There were nearly two weeks of activities, connected with this event, and Prathibha says she enjoyed every minute of it.

“It was wonderful being in the company of over 52 beautiful girls from around the world and we became great friends.

“My roommate was Miss Greece. She was simply awesome and I even taught her a few Sinhala words.

“Most of the contestants were familiar with Ceylon Tea but didn’t quite know much about Sri Lanka.”

However, having won a special award at Miss Intercontinental 2024 – Queen of Tourism – Prathibha says she is seriously thinking of working on a campaign to show the world that Sri Lanka is a paradise island and that tourists would love to experience our scene.

Although our queen was not in the final list, she made it into the Top 22 and was quite a drawcard wherever she went.

“I guess it was my tan complexion and my height 5 ft. 10 inches.”

She even impressed an international audience with her singing voice; the organisers were keen to have a contestant from the Asia Oceania group showcase her talent, as a singer, and Prathibha was selected.

She sang Madonna’s ‘La Isla Bonita’ and was roundly applauded.

Even in the traditional costume section, her Batik Osariya and the traditional seven-piece necklace impressed many.

With her new buddies…at the beauty pageant

The grand finale was held on 6th December with Miss Puerto Rico being crowned Miss Intercontinental 2024.

“I would like to say a big thank you to everyone who supported me throughout this journey. I’m honoured to have been named a Top 22 Finalist at Miss Intercontinental 2024 and awarded the Special title of Miss Tourism Queen. It was a challenging yet unforgettable experience competing in Egypt.

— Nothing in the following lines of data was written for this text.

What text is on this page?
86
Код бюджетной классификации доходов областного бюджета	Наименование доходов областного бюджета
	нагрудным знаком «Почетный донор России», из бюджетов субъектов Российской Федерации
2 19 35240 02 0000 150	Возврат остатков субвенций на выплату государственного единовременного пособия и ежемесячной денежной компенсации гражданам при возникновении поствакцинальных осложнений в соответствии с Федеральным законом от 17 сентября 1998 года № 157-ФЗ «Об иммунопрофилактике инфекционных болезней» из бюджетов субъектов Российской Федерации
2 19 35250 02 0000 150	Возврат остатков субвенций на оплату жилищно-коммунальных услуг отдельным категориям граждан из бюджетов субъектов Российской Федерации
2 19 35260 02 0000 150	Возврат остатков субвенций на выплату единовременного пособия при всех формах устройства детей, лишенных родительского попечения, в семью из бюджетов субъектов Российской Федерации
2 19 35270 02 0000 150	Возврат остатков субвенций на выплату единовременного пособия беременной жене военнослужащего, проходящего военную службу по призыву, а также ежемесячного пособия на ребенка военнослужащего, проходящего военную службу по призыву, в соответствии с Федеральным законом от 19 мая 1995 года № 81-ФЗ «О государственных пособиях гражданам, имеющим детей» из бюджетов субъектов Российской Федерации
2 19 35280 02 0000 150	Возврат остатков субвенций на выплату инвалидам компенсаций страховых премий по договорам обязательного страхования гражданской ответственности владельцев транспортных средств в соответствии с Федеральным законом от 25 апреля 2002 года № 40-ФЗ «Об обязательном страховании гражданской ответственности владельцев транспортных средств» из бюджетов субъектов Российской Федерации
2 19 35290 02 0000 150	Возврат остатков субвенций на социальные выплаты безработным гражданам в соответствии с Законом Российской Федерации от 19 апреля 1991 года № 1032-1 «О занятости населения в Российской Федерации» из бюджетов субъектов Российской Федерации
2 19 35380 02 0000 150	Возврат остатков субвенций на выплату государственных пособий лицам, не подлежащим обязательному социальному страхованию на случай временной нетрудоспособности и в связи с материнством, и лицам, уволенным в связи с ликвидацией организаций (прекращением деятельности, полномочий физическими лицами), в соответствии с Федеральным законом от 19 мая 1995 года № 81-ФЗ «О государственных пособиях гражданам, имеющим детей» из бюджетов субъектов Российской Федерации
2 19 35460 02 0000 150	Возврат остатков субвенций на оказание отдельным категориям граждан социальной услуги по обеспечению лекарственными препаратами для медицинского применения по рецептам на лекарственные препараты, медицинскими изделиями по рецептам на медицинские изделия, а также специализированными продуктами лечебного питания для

Preparing, in just three weeks, and performing, was no easy feat, but I’m so proud of what I accomplished.”

For the record, Prathibha, who celebrated her birthday on Christmas Day (25), is a technical designer at MAS holdings, visiting lecturer, model, and a graduate from the University of Moratuwa.

Unlike most beauty queens who return after an international event and hardly think of getting involved in any community work, Prathibha says she plans to continue serving her community by expanding her brand – Hoop The Label – and using it as a platform to create a positive change for the underprivileged community.

“At the same time, I am committed to furthering my education in fashion design and technology, aiming to combine creativity with innovation to contribute to the evolving fashion industry. By blending these passions, I hope to make a lasting impact, both in my community, and in the world of fashion.”